La Rete dell’odio

A parole tutti si dicono paladini della democrazia, a chiacchiere sventolano la difesa dei diritti altrui. Sui social network è un fiorire di disegnini e vignette in cui la libertà di pensiero sembra il dogma intoccabile per ogni Paese che voglia dirsi civile, condite da migliaia di “like” e “sorrisi”. La realtà però è un’altra, ed è inquietante.

Si è arrivati ad un livello tale di odio che ogni confronto non passa più per il dialogo ma per le barricate. Si alzano muri “a prescindere”, e quindi non si vede più cosa c’è dall’altra parte. Si percepisce solo il “nemico”, senza valutare nel concreto cosa fa e chi lo fa. E contro di lui si vomita tutto il possibile, in un crescendo inarrestabile che mette a nudo il livello nel quale è sprofondata la nostra società.

Il caso dell’annuncio della maternità di Giorgia Meloni è emblematico: una selva di prese in giro, sfociate in alcuni casi nelle offese personali, nel turpiloquio. Non entro nel merito delle battute sessiste, perché non è questo il punto, seppur grave.

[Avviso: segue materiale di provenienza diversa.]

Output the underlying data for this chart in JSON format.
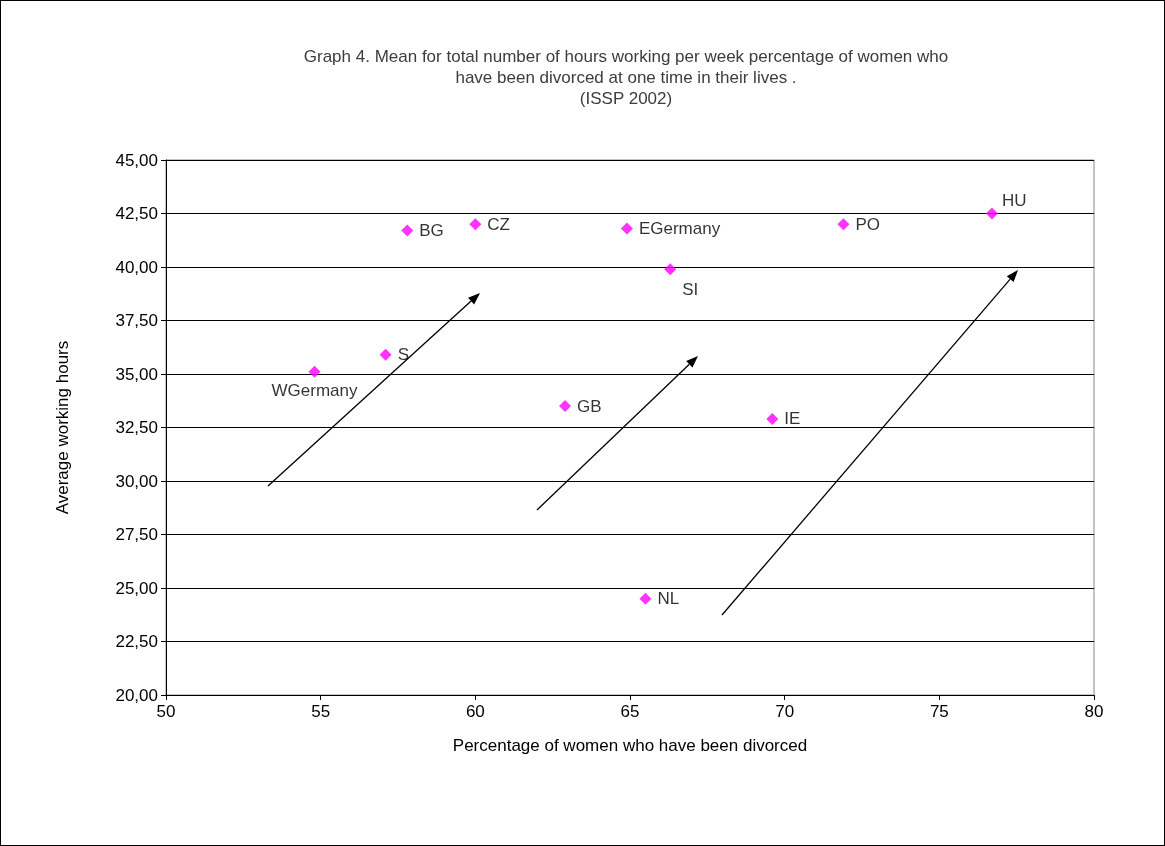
{
  "chart_data": {
    "type": "scatter",
    "title": "Graph 4. Mean for total number of hours working per week percentage of women who\nhave been divorced at one time in their lives .\n(ISSP 2002)",
    "xlabel": "Percentage of women who have been divorced",
    "ylabel": "Average working hours",
    "x": [
      54.8,
      57.1,
      57.8,
      60.0,
      64.9,
      66.3,
      62.9,
      69.6,
      65.5,
      71.9,
      76.7
    ],
    "series": [
      {
        "color": "#ff00ff",
        "values": [
          35.1,
          35.9,
          41.7,
          42.0,
          41.8,
          39.9,
          33.5,
          32.9,
          24.5,
          42.0,
          42.5
        ]
      }
    ],
    "annotations": [
      {
        "text": "WGermany",
        "x": 54.8,
        "y": 35.1
      },
      {
        "text": "S",
        "x": 57.1,
        "y": 35.9
      },
      {
        "text": "BG",
        "x": 57.8,
        "y": 41.7
      },
      {
        "text": "CZ",
        "x": 60.0,
        "y": 42.0
      },
      {
        "text": "EGermany",
        "x": 64.9,
        "y": 41.8
      },
      {
        "text": "SI",
        "x": 66.3,
        "y": 39.9
      },
      {
        "text": "GB",
        "x": 62.9,
        "y": 33.5
      },
      {
        "text": "IE",
        "x": 69.6,
        "y": 32.9
      },
      {
        "text": "NL",
        "x": 65.5,
        "y": 24.5
      },
      {
        "text": "PO",
        "x": 71.9,
        "y": 42.0
      },
      {
        "text": "HU",
        "x": 76.7,
        "y": 42.5
      }
    ],
    "xlim": [
      50,
      80
    ],
    "xticks": [
      50,
      55,
      60,
      65,
      70,
      75,
      80
    ],
    "ylim": [
      20,
      45
    ],
    "yticks": [
      {
        "value": 20,
        "label": "20,00"
      },
      {
        "value": 22.5,
        "label": "22,50"
      },
      {
        "value": 25,
        "label": "25,00"
      },
      {
        "value": 27.5,
        "label": "27,50"
      },
      {
        "value": 30,
        "label": "30,00"
      },
      {
        "value": 32.5,
        "label": "32,50"
      },
      {
        "value": 35,
        "label": "35,00"
      },
      {
        "value": 37.5,
        "label": "37,50"
      },
      {
        "value": 40,
        "label": "40,00"
      },
      {
        "value": 42.5,
        "label": "42,50"
      },
      {
        "value": 45,
        "label": "45,00"
      }
    ],
    "grid": "y",
    "marker": "diamond"
  }
}
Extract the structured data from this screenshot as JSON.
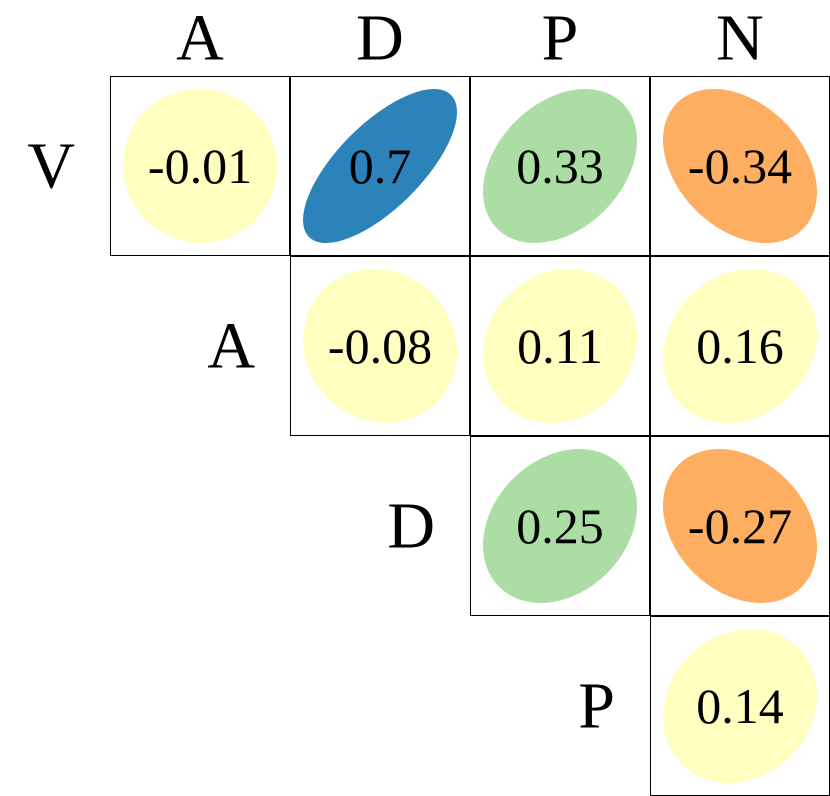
{
  "chart_data": {
    "type": "correlogram",
    "columns": [
      "A",
      "D",
      "P",
      "N"
    ],
    "rows": [
      "V",
      "A",
      "D",
      "P"
    ],
    "values": [
      [
        -0.01,
        0.7,
        0.33,
        -0.34
      ],
      [
        null,
        -0.08,
        0.11,
        0.16
      ],
      [
        null,
        null,
        0.25,
        -0.27
      ],
      [
        null,
        null,
        null,
        0.14
      ]
    ],
    "colors": [
      [
        "#ffffbf",
        "#2b83ba",
        "#abdda4",
        "#fdae61"
      ],
      [
        null,
        "#ffffbf",
        "#ffffbf",
        "#ffffbf"
      ],
      [
        null,
        null,
        "#abdda4",
        "#fdae61"
      ],
      [
        null,
        null,
        null,
        "#ffffbf"
      ]
    ]
  }
}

Ciò che non è accettabile è la violenza con la quale ci si scaglia ormai contro chi non la pensa come noi, un’aggressività che non si ferma nemmeno davanti a una cosa bella come l’annuncio di una nascita. Tutto diventa sporco, corrotto, strumentale. Anche in questo il relativismo ha mietuto le sue vittime: tutto è concesso, purché a farlo sia una parte. Non esiste il limite invalicabile, ma lo sproloquio “a far male”.

Il web è pieno di persone che sanno tutto, capiscono tutto, giudicano tutti. Ognuno si erge dalla propria tribuna e come un novello imperatore prepara il pollice verso. La presentano come democrazia, perché – dicono – ciascuno ha il diritto di dire la propria. Ma non è così, e per capirlo basterebbe ricordare la definizione del termine rispetto: disposizione ad astenersi da atti offensivi o lesivi, implicita nel riconoscimento di un diritto. Quanto siamo lontani dalla presunta indipendenza della Rete.